[Clitandre ne peut pas facilement déguiser ses sentiments. Les femmes docteurs, comme la mère et la tante d'Henriette, ne sont point de son goût.]
Je consens qu'une femme ait des clartés sur tout;
Mais je ne lui veux point la passion choquante
De se rendre savante afin d'être savante;
Et j'aime que souvent, aux questions qu'on fait,
Elle sache ignorer les choses qu'elle sait:
De son étude enfin je veux qu'elle se cache,
Et qu'elle ait du savoir sans vouloir qu'on le sache,
Sans citer les auteurs, sans dire de grands mots,
Et clouer de l'esprit à ses moindres propos.

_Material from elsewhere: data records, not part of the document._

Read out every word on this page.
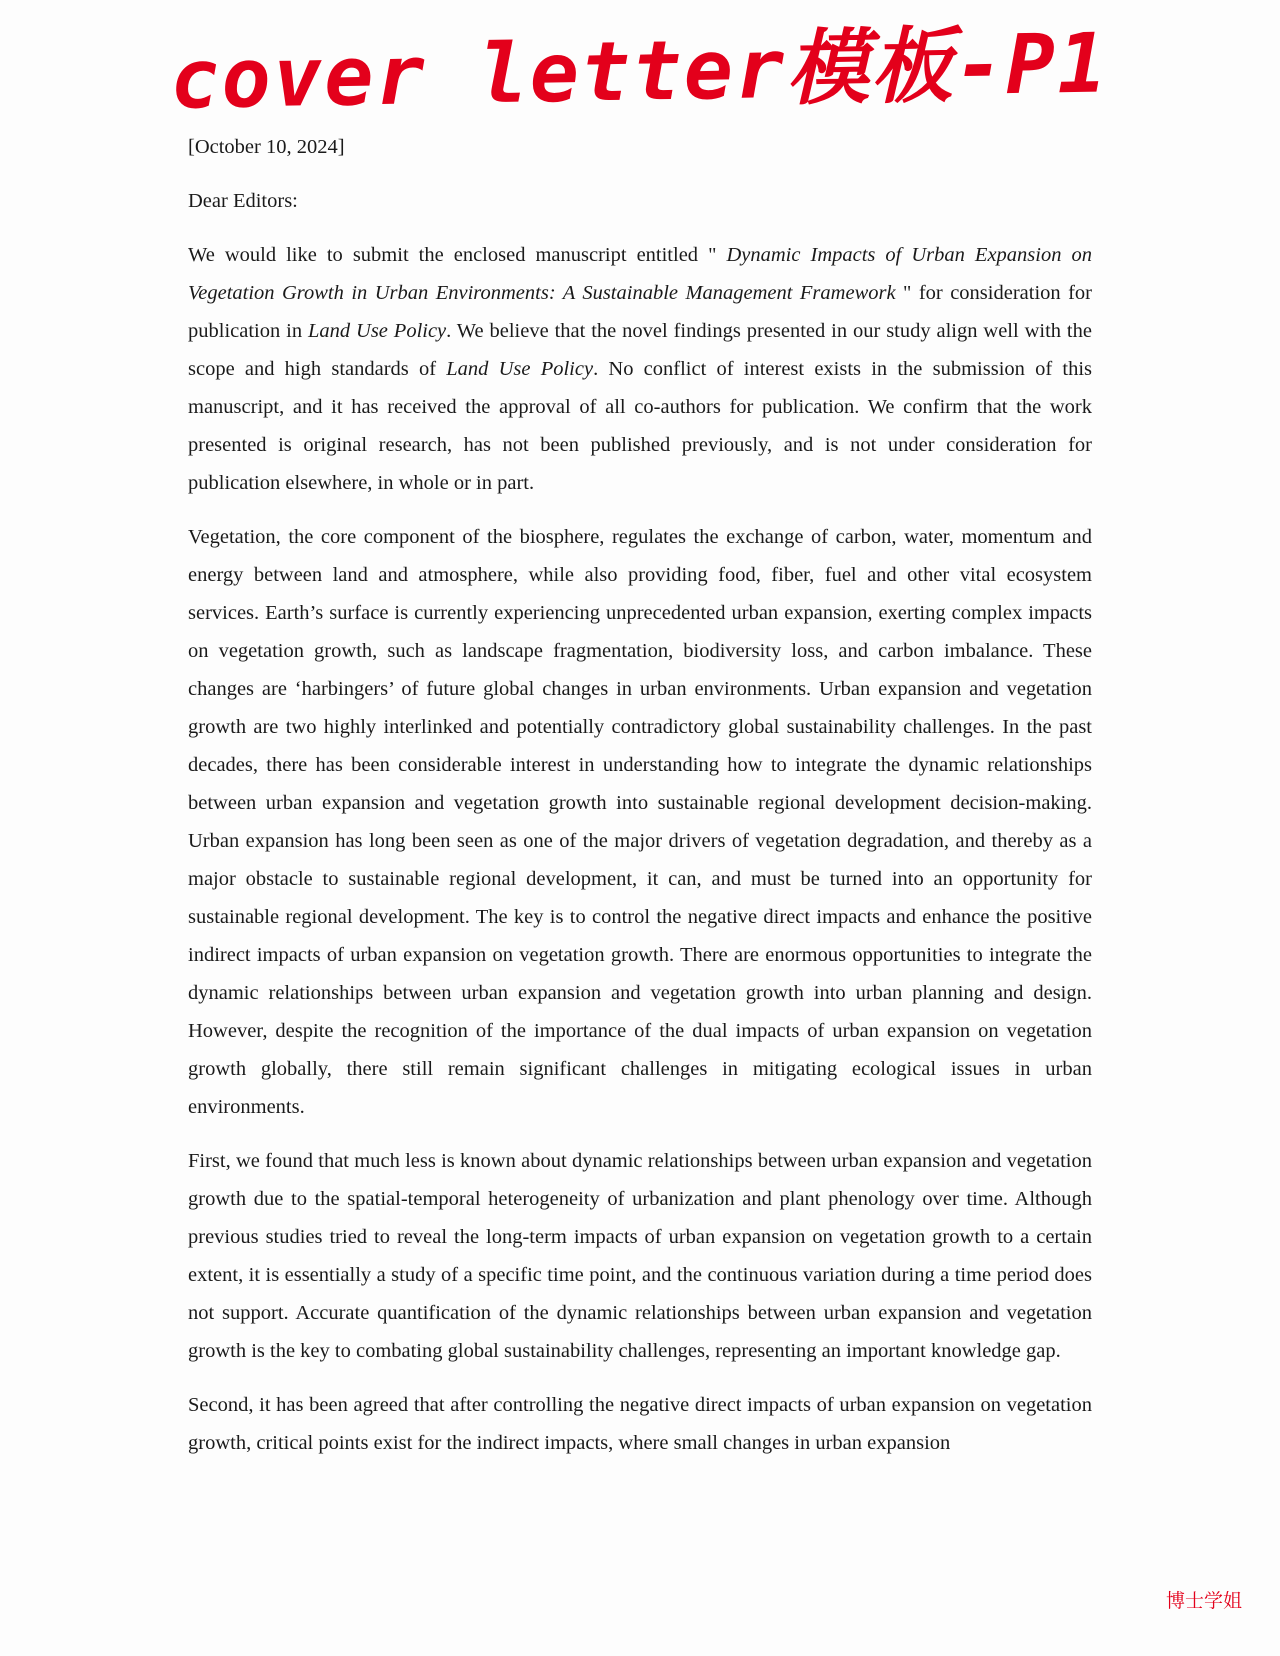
cover letter模板-P1

[October 10, 2024]

Dear Editors:

We would like to submit the enclosed manuscript entitled " Dynamic Impacts of Urban Expansion on Vegetation Growth in Urban Environments: A Sustainable Management Framework " for consideration for publication in Land Use Policy. We believe that the novel findings presented in our study align well with the scope and high standards of Land Use Policy. No conflict of interest exists in the submission of this manuscript, and it has received the approval of all co-authors for publication. We confirm that the work presented is original research, has not been published previously, and is not under consideration for publication elsewhere, in whole or in part.

Vegetation, the core component of the biosphere, regulates the exchange of carbon, water, momentum and energy between land and atmosphere, while also providing food, fiber, fuel and other vital ecosystem services. Earth’s surface is currently experiencing unprecedented urban expansion, exerting complex impacts on vegetation growth, such as landscape fragmentation, biodiversity loss, and carbon imbalance. These changes are ‘harbingers’ of future global changes in urban environments. Urban expansion and vegetation growth are two highly interlinked and potentially contradictory global sustainability challenges. In the past decades, there has been considerable interest in understanding how to integrate the dynamic relationships between urban expansion and vegetation growth into sustainable regional development decision-making. Urban expansion has long been seen as one of the major drivers of vegetation degradation, and thereby as a major obstacle to sustainable regional development, it can, and must be turned into an opportunity for sustainable regional development. The key is to control the negative direct impacts and enhance the positive indirect impacts of urban expansion on vegetation growth. There are enormous opportunities to integrate the dynamic relationships between urban expansion and vegetation growth into urban planning and design. However, despite the recognition of the importance of the dual impacts of urban expansion on vegetation growth globally, there still remain significant challenges in mitigating ecological issues in urban environments.

First, we found that much less is known about dynamic relationships between urban expansion and vegetation growth due to the spatial-temporal heterogeneity of urbanization and plant phenology over time. Although previous studies tried to reveal the long-term impacts of urban expansion on vegetation growth to a certain extent, it is essentially a study of a specific time point, and the continuous variation during a time period does not support. Accurate quantification of the dynamic relationships between urban expansion and vegetation growth is the key to combating global sustainability challenges, representing an important knowledge gap.

Second, it has been agreed that after controlling the negative direct impacts of urban expansion on vegetation growth, critical points exist for the indirect impacts, where small changes in urban expansion

博士学姐
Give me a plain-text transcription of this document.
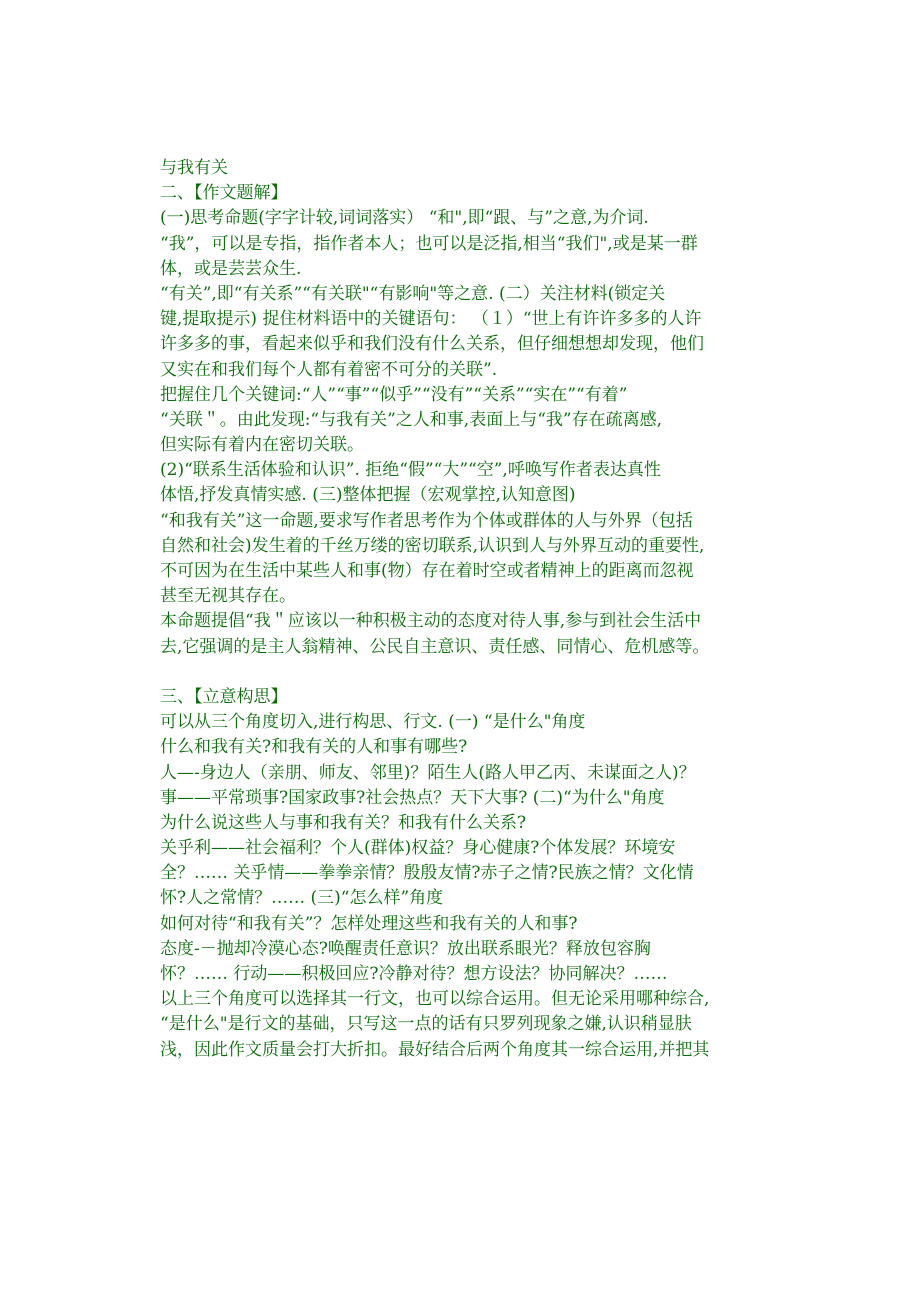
与我有关
二、【作文题解】
(一)思考命题(字字计较,词词落实） “和",即“跟、与”之意,为介词.
“我”，可以是专指，指作者本人；也可以是泛指,相当“我们",或是某一群
体，或是芸芸众生.
“有关”,即“有关系”“有关联"“有影响"等之意. (二）关注材料(锁定关
键,提取提示) 捉住材料语中的关键语句： （１）“世上有许许多多的人许
许多多的事，看起来似乎和我们没有什么关系，但仔细想想却发现，他们
又实在和我们每个人都有着密不可分的关联”.
把握住几个关键词:“人”“事”“似乎”“没有”“关系”“实在”“有着”
“关联＂。由此发现:“与我有关”之人和事,表面上与“我”存在疏离感,
但实际有着内在密切关联。
(2)“联系生活体验和认识”. 拒绝“假”“大”“空”,呼唤写作者表达真性
体悟,抒发真情实感. (三)整体把握（宏观掌控,认知意图)
“和我有关”这一命题,要求写作者思考作为个体或群体的人与外界（包括
自然和社会)发生着的千丝万缕的密切联系,认识到人与外界互动的重要性,
不可因为在生活中某些人和事(物）存在着时空或者精神上的距离而忽视
甚至无视其存在。
本命题提倡“我＂应该以一种积极主动的态度对待人事,参与到社会生活中
去,它强调的是主人翁精神、公民自主意识、责任感、同情心、危机感等。
三、【立意构思】
可以从三个角度切入,进行构思、行文. (一) “是什么"角度
什么和我有关?和我有关的人和事有哪些?
人—-身边人（亲朋、师友、邻里)？陌生人(路人甲乙丙、未谋面之人)？
事——平常琐事?国家政事?社会热点？天下大事? (二)“为什么"角度
为什么说这些人与事和我有关？和我有什么关系?
关乎利——社会福利？个人(群体)权益？身心健康?个体发展？环境安
全？…… 关乎情——拳拳亲情？殷殷友情?赤子之情?民族之情？文化情
怀?人之常情？…… (三)“怎么样”角度
如何对待“和我有关”？怎样处理这些和我有关的人和事?
态度-－抛却冷漠心态?唤醒责任意识？放出联系眼光？释放包容胸
怀？…… 行动——积极回应?冷静对待？想方设法？协同解决？……
以上三个角度可以选择其一行文，也可以综合运用。但无论采用哪种综合,
“是什么"是行文的基础，只写这一点的话有只罗列现象之嫌,认识稍显肤
浅，因此作文质量会打大折扣。最好结合后两个角度其一综合运用,并把其
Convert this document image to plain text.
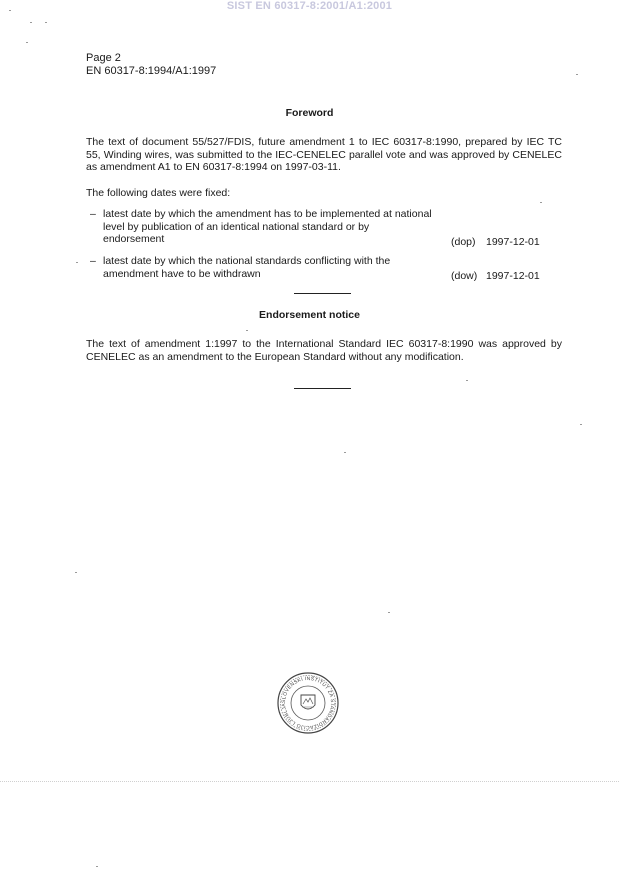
SIST EN 60317-8:2001/A1:2001
Page 2
EN 60317-8:1994/A1:1997
Foreword
The text of document 55/527/FDIS, future amendment 1 to IEC 60317-8:1990, prepared by IEC TC 55, Winding wires, was submitted to the IEC-CENELEC parallel vote and was approved by CENELEC as amendment A1 to EN 60317-8:1994 on 1997-03-11.
The following dates were fixed:
– latest date by which the amendment has to be implemented at national level by publication of an identical national standard or by endorsement	(dop) 1997-12-01
– latest date by which the national standards conflicting with the amendment have to be withdrawn	(dow) 1997-12-01
Endorsement notice
The text of amendment 1:1997 to the International Standard IEC 60317-8:1990 was approved by CENELEC as an amendment to the European Standard without any modification.
SLOVENSKI INŠTITUT ZA STANDARDIZACIJO LJUBLJA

[Il respecte la mère d'Henriette, mais il ne peut approuver ses travers d'esprit; il ne peut surtout pas supporter ce Monsieur Trissotin, un benêt, un pédant qu'elle admire, estime et met au rang des grands et beaux esprits. Il comprend cependant que, dans la maison où s'attache son cœur, il importe qu'il gagne la faveur de tout le monde, et—]
Pour n'avoir personne à sa flamme contraire
Jusqu'au chien du logis qu'il s'efforce de plaire.
[Comme Bélise, la tante d'Henriette arrive, il se propose de lui déclarer le mystère de son cœur et de gagner sa faveur.
Cette vieille folle, aussi coquette que ridicule, l'interrompt comme si c'était à elle que s'adresse l'amour de Clitandre; en vain il lui jure que c'est pour Henriette qu'il brûle, elle prétend devoir entendre autre chose sous ce nom, et le laisse pestant contre les visions de la folle vieille fille.]
ACTE SECOND.
[Ariste quittant Clitandre lui promet d'appuyer sa demande et de lui porter la réponse au plus tôt.
Son frère Chrysale arrivant, il commence à lui parler de Clitandre que Chrysale tient pour homme d'honneur. Il connut d'ailleurs son père, fort bon gentilhomme, en compagnie de qui il eut mainte aventure galante à Rome, alors qu'ils n'avaient que vingt-huit ans.]
Ariste. Clitandre vous demande Henriette pour femme.